Enhancing Revenue Cycle CRM Through Strategic Content

If you’re a leader in the healthcare revenue cycle space, you’re likely missing out on simple opportunities to educate healthcare organizations on your products and services and establish trust within your market.

As much as the rev cycle process is about financials and codes, much of what trips it up is a lack of communication, poor understanding, and a failure to connect with clients, and the healthcare community overall before the talk of money and coding even starts.

Remember, communication doesn’t only happen at the patient level.

I spent years working in revenue cycle consulting and by far, the most monetarily successful relationships I had were with managed care executives and insurance reps who understood my position, my knowledge, and my purpose for contacting them from the very beginning. After that, getting them to clean up years of expired contracts and process 1000 incorrectly denied claims was a much more simple task.

Here are three areas in which knowledgeable, well-crafted content can benefit not only you as a professional, but also smooth relations with your provider-clients.

(Check out  what Inc. has to say about the importance of a serious and strategic approach to content marketing here.)

 

Increasing Leader Profiles

To get straight to the point, you’re probably missing some serious opportunity online. The Internet (LinkedIn specifically) has a wealth of potential and a drought of active voices in the healthcare space. Revenue cycle impacts facilities on levels ranging from financial to tech and the information in the online space has plenty of room to grow.

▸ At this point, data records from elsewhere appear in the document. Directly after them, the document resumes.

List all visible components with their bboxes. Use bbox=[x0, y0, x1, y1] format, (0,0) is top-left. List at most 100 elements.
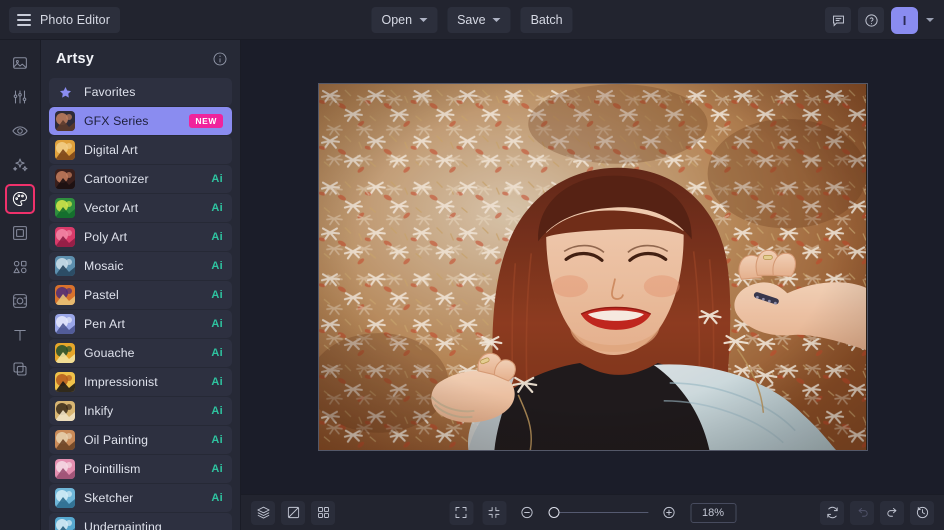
chevron-down-icon bbox=[493, 18, 501, 22]
palette-icon bbox=[11, 190, 29, 208]
photo-frame[interactable] bbox=[318, 83, 868, 451]
list-item[interactable]: Underpainting bbox=[49, 513, 232, 530]
list-item[interactable]: Oil PaintingAi bbox=[49, 426, 232, 454]
list-item-label: Mosaic bbox=[84, 259, 211, 273]
info-circle-icon bbox=[212, 51, 228, 67]
list-item[interactable]: Poly ArtAi bbox=[49, 223, 232, 251]
canvas-column: 18% bbox=[241, 40, 944, 530]
rail-item-layers[interactable] bbox=[5, 354, 35, 384]
fullscreen-button[interactable] bbox=[449, 501, 473, 525]
help-button[interactable] bbox=[858, 7, 884, 33]
list-item[interactable]: InkifyAi bbox=[49, 397, 232, 425]
canvas-area[interactable] bbox=[241, 40, 944, 494]
list-item-label: Underpainting bbox=[84, 520, 223, 530]
list-item-label: Inkify bbox=[84, 404, 211, 418]
list-item[interactable]: Digital Art bbox=[49, 136, 232, 164]
effect-thumbnail bbox=[55, 430, 75, 450]
rail-item-ai-enhance[interactable] bbox=[5, 150, 35, 180]
list-item[interactable]: Favorites bbox=[49, 78, 232, 106]
rail-item-artsy[interactable] bbox=[5, 184, 35, 214]
history-icon bbox=[915, 505, 930, 520]
effect-thumbnail bbox=[55, 285, 75, 305]
rail-item-adjust[interactable] bbox=[5, 82, 35, 112]
rail-item-effects[interactable] bbox=[5, 116, 35, 146]
effect-thumbnail bbox=[55, 140, 75, 160]
list-item[interactable]: CartoonizerAi bbox=[49, 165, 232, 193]
layers-button[interactable] bbox=[251, 501, 275, 525]
panel-title: Artsy bbox=[56, 51, 94, 67]
zoom-in-button[interactable] bbox=[657, 501, 681, 525]
panel-header: Artsy bbox=[41, 40, 240, 78]
list-item[interactable]: GouacheAi bbox=[49, 339, 232, 367]
ai-badge: Ai bbox=[211, 289, 223, 301]
edited-photo bbox=[319, 84, 867, 451]
main-menu-button[interactable]: Photo Editor bbox=[9, 7, 120, 33]
eye-icon bbox=[11, 122, 29, 140]
tool-rail bbox=[0, 40, 41, 530]
undo-button[interactable] bbox=[850, 501, 874, 525]
fit-to-screen-button[interactable] bbox=[482, 501, 506, 525]
sliders-icon bbox=[11, 88, 29, 106]
effect-thumbnail bbox=[55, 517, 75, 530]
batch-label: Batch bbox=[531, 13, 563, 27]
effect-thumbnail bbox=[55, 198, 75, 218]
new-badge: NEW bbox=[189, 114, 223, 128]
rail-item-overlays[interactable] bbox=[5, 252, 35, 282]
list-item-label: Cartoonizer bbox=[84, 172, 211, 186]
rail-item-image[interactable] bbox=[5, 48, 35, 78]
list-item-label: Gouache bbox=[84, 346, 211, 360]
plus-circle-icon bbox=[662, 505, 677, 520]
list-item-label: GFX Series bbox=[84, 114, 189, 128]
save-button[interactable]: Save bbox=[447, 7, 511, 33]
list-item[interactable]: Pen ArtAi bbox=[49, 310, 232, 338]
list-item-label: Pastel bbox=[84, 288, 211, 302]
hamburger-icon bbox=[17, 14, 31, 26]
list-item[interactable]: GFX SeriesNEW bbox=[49, 107, 232, 135]
redo-button[interactable] bbox=[880, 501, 904, 525]
zoom-out-button[interactable] bbox=[515, 501, 539, 525]
list-item[interactable]: ImpressionistAi bbox=[49, 368, 232, 396]
open-label: Open bbox=[381, 13, 412, 27]
list-item[interactable]: PastelAi bbox=[49, 281, 232, 309]
zoom-slider-handle[interactable] bbox=[548, 507, 559, 518]
copy-layers-icon bbox=[11, 360, 29, 378]
account-chevron-down-icon[interactable] bbox=[926, 18, 934, 22]
info-button[interactable] bbox=[212, 51, 228, 67]
account-actions-group: I bbox=[825, 0, 934, 40]
list-item-label: Poly Art bbox=[84, 230, 211, 244]
retouch-icon bbox=[11, 292, 29, 310]
rail-item-text[interactable] bbox=[5, 320, 35, 350]
list-item-label: Impressionist bbox=[84, 375, 211, 389]
compare-button[interactable] bbox=[281, 501, 305, 525]
ai-badge: Ai bbox=[211, 492, 223, 504]
ai-badge: Ai bbox=[211, 173, 223, 185]
list-item-label: Sketcher bbox=[84, 491, 211, 505]
reset-button[interactable] bbox=[820, 501, 844, 525]
grid-view-button[interactable] bbox=[311, 501, 335, 525]
zoom-slider[interactable] bbox=[548, 506, 648, 520]
ai-badge: Ai bbox=[211, 202, 223, 214]
list-item[interactable]: Vector ArtAi bbox=[49, 194, 232, 222]
file-actions-group: Open Save Batch bbox=[371, 7, 572, 33]
list-item-label: Digital Art bbox=[84, 143, 223, 157]
list-item[interactable]: SketcherAi bbox=[49, 484, 232, 512]
rail-item-frames[interactable] bbox=[5, 218, 35, 248]
effects-list[interactable]: FavoritesGFX SeriesNEWDigital ArtCartoon… bbox=[41, 78, 240, 530]
zoom-level-field[interactable]: 18% bbox=[690, 503, 736, 523]
minus-circle-icon bbox=[520, 505, 535, 520]
user-avatar[interactable]: I bbox=[891, 7, 918, 34]
open-button[interactable]: Open bbox=[371, 7, 437, 33]
list-item[interactable]: MosaicAi bbox=[49, 252, 232, 280]
batch-button[interactable]: Batch bbox=[521, 7, 573, 33]
rail-item-touchup[interactable] bbox=[5, 286, 35, 316]
zoom-controls-group: 18% bbox=[449, 501, 736, 525]
effect-thumbnail bbox=[55, 372, 75, 392]
effect-thumbnail bbox=[55, 314, 75, 334]
history-button[interactable] bbox=[910, 501, 934, 525]
feedback-button[interactable] bbox=[825, 7, 851, 33]
app-title: Photo Editor bbox=[40, 13, 110, 27]
list-item[interactable]: PointillismAi bbox=[49, 455, 232, 483]
ai-badge: Ai bbox=[211, 463, 223, 475]
list-item-label: Pen Art bbox=[84, 317, 211, 331]
layers-icon bbox=[256, 505, 271, 520]
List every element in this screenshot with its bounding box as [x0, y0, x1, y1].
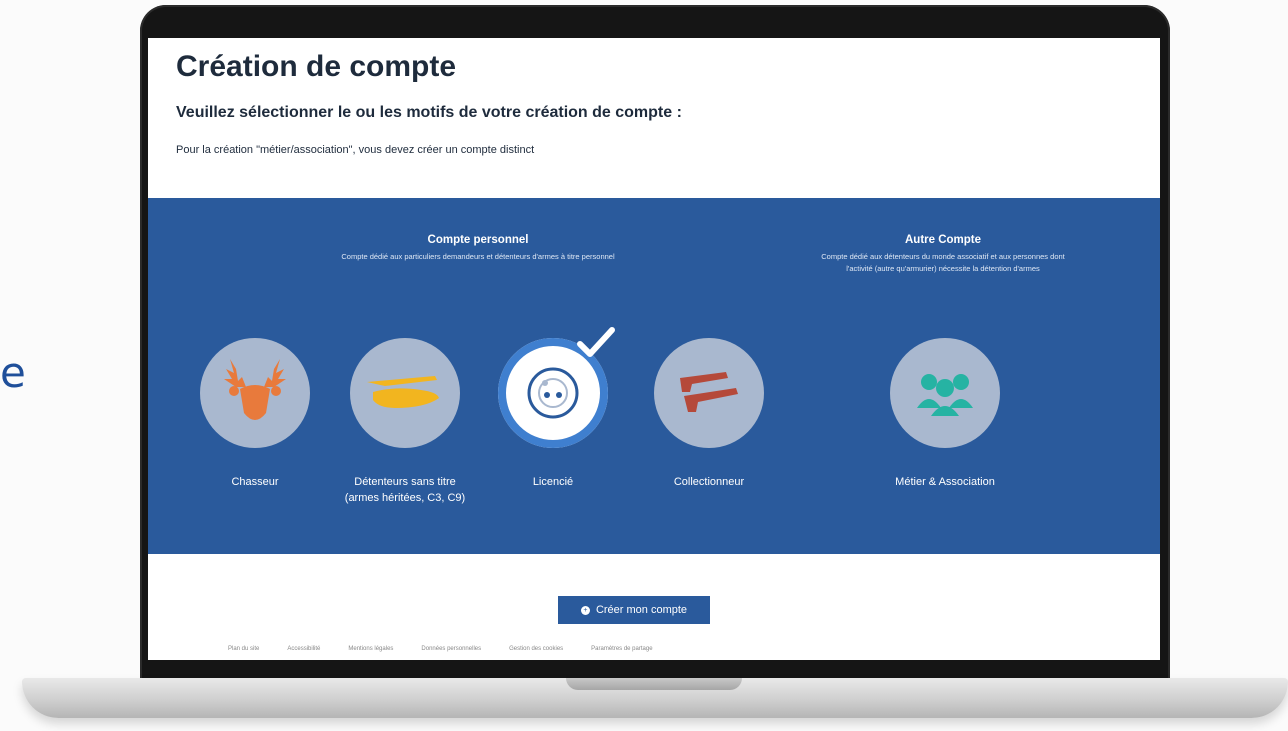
option-chasseur[interactable]: Chasseur [170, 338, 340, 490]
option-circle[interactable] [654, 338, 764, 448]
option-label-line2: (armes héritées, C3, C9) [344, 492, 466, 504]
personal-section-title: Compte personnel [427, 234, 529, 246]
deer-icon [224, 359, 286, 420]
create-account-label: Créer mon compte [595, 604, 688, 616]
other-section-title: Autre Compte [904, 234, 982, 246]
other-section-description: Compte dédié aux détenteurs du monde ass… [821, 252, 1065, 273]
option-circle-selected[interactable] [498, 327, 615, 448]
page-title: Création de compte [176, 50, 457, 83]
checkmark-icon [577, 327, 615, 357]
account-type-panel: Compte personnel Compte dédié aux partic… [148, 198, 1160, 554]
option-circle[interactable] [200, 338, 310, 448]
laptop-notch [566, 678, 742, 690]
personal-section-description: Compte dédié aux particuliers demandeurs… [341, 252, 615, 261]
option-label: Collectionneur [673, 476, 745, 488]
create-account-button[interactable]: + Créer mon compte [558, 596, 710, 624]
plus-circle-icon: + [580, 605, 590, 615]
laptop-screen: Création de compte Veuillez sélectionner… [148, 38, 1160, 660]
footer-link[interactable]: Accessibilité [287, 646, 320, 652]
footer-link[interactable]: Plan du site [228, 646, 259, 652]
option-label: Métier & Association [895, 476, 995, 488]
cropped-edge-glyph: e [0, 348, 26, 397]
option-circle[interactable] [350, 338, 460, 448]
footer-link[interactable]: Paramètres de partage [591, 646, 652, 652]
page-subtitle: Veuillez sélectionner le ou les motifs d… [176, 104, 682, 121]
antique-guns-icon [680, 372, 738, 412]
footer-link[interactable]: Données personnelles [421, 646, 481, 652]
personal-account-section: Compte personnel Compte dédié aux partic… [278, 234, 678, 263]
target-icon [527, 367, 579, 419]
screenshot-stage: e Création de compte Veuillez sélectionn… [0, 0, 1288, 731]
group-icon [917, 374, 973, 416]
footer-links: Plan du site Accessibilité Mentions léga… [228, 646, 653, 652]
option-label: Détenteurs sans titre (armes héritées, C… [320, 474, 490, 506]
option-licencie[interactable]: Licencié [468, 327, 638, 490]
other-account-section: Autre Compte Compte dédié aux détenteurs… [808, 234, 1078, 275]
option-label: Chasseur [231, 476, 279, 488]
option-metier-association[interactable]: Métier & Association [860, 338, 1030, 490]
option-collectionneur[interactable]: Collectionneur [624, 338, 794, 490]
option-label: Licencié [532, 476, 574, 488]
option-detenteurs-sans-titre[interactable]: Détenteurs sans titre (armes héritées, C… [320, 338, 490, 506]
option-label-line1: Détenteurs sans titre [354, 476, 456, 488]
hand-weapon-icon [367, 376, 439, 408]
footer-link[interactable]: Mentions légales [348, 646, 393, 652]
footer-link[interactable]: Gestion des cookies [509, 646, 563, 652]
option-circle[interactable] [890, 338, 1000, 448]
account-note: Pour la création "métier/association", v… [176, 144, 535, 156]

The term “thought leader” has been beaten to death, but in spaces like healthcare that move slowly, the actual concept…someone with deep and meaningful insight into a field…still carries weight. This is especially true in the era of ACOs, patient-centered care, and EHRs that can do more than ever.

 

Client Communications

You send reports, you answer questions, but how many people in your facilities and offices know what you really do? Does the billing manager understand that you’re there to do more than make their lives difficult?

Too often, the revenue cycle process comes at unwelcome times and in ways that employees feel is intrusive to their daily work. As much as boosting margins and finding leakage makes a CFO happy, does the organization like you? Do they really know who you are? Do they trust you?

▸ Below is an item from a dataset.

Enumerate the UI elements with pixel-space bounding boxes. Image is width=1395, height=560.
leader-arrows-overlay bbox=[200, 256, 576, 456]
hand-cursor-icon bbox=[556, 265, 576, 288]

You can establish all those points by communicating with them in ways that help them help you. If you can send them weekly newsletters or email updates on how to do things like shave time off appeals processes, or code claims so they’re rejected less often, you’ll become a trusted and indispensible ally in their day-to-day work.

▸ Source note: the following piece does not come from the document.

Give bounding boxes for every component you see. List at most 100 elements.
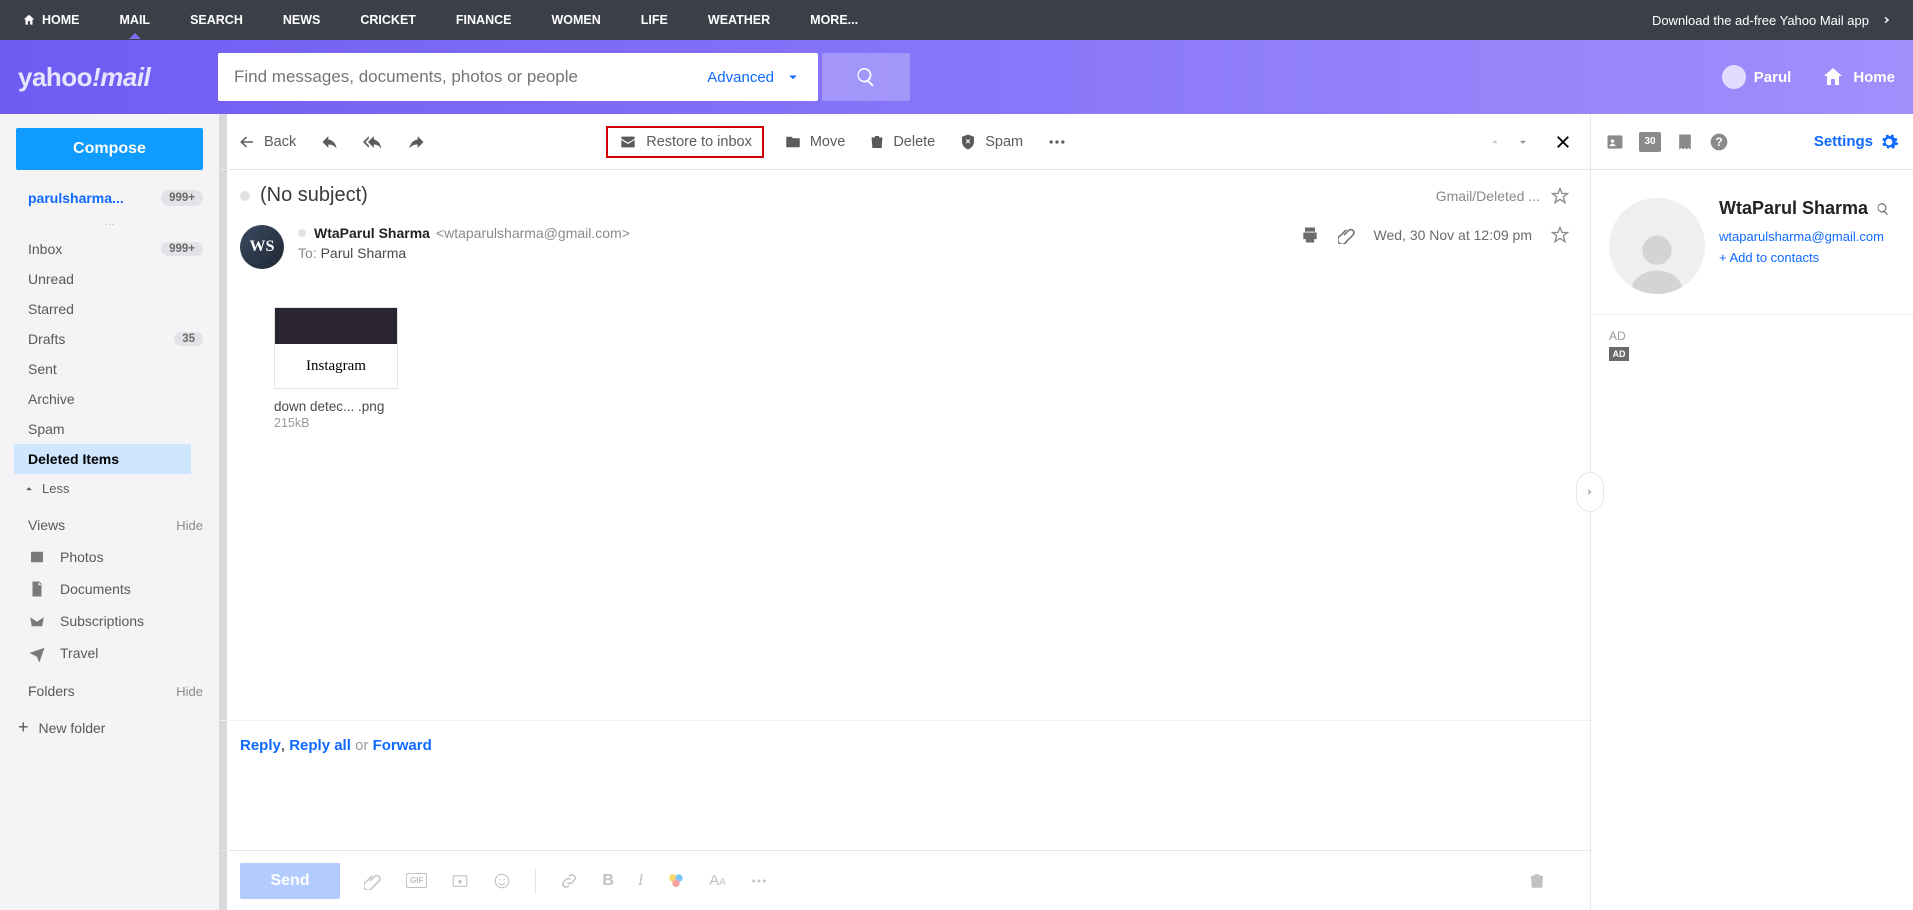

Something like a short and informative bulletin targeted toward leadership will keep you on their minds and in touch, so that when you do present results, they’re reading from a positive place. You can even tease new products and services you can offer their organization.

 

Attracting New Business

Relationships in healthcare are formed slowly and frequently via word-of-mouth, or as offshoots of long-standing connections. Through strategic content though, you have opportunity to make slow, but steady inroads into new areas, and also to showcase your expertise and insight, as well as sample your service offerings in an online space.

White papers, case studies, industry insights, and team knowledge can all be featured on websites, in newsletters, and shared on social platforms. While this is a longer-term strategy, it’s a simple way to boost your sales funnel in passive ways that many of your competitors aren’t yet engaging in.

Too often, the term “content” is only used to refer to blogs and social media shares. In the healthcare space, especially rev cycle, it’s time to rethink that, and start looking at content as a part of a 360 degree communication continuum that runs parallel to all your organizational goals.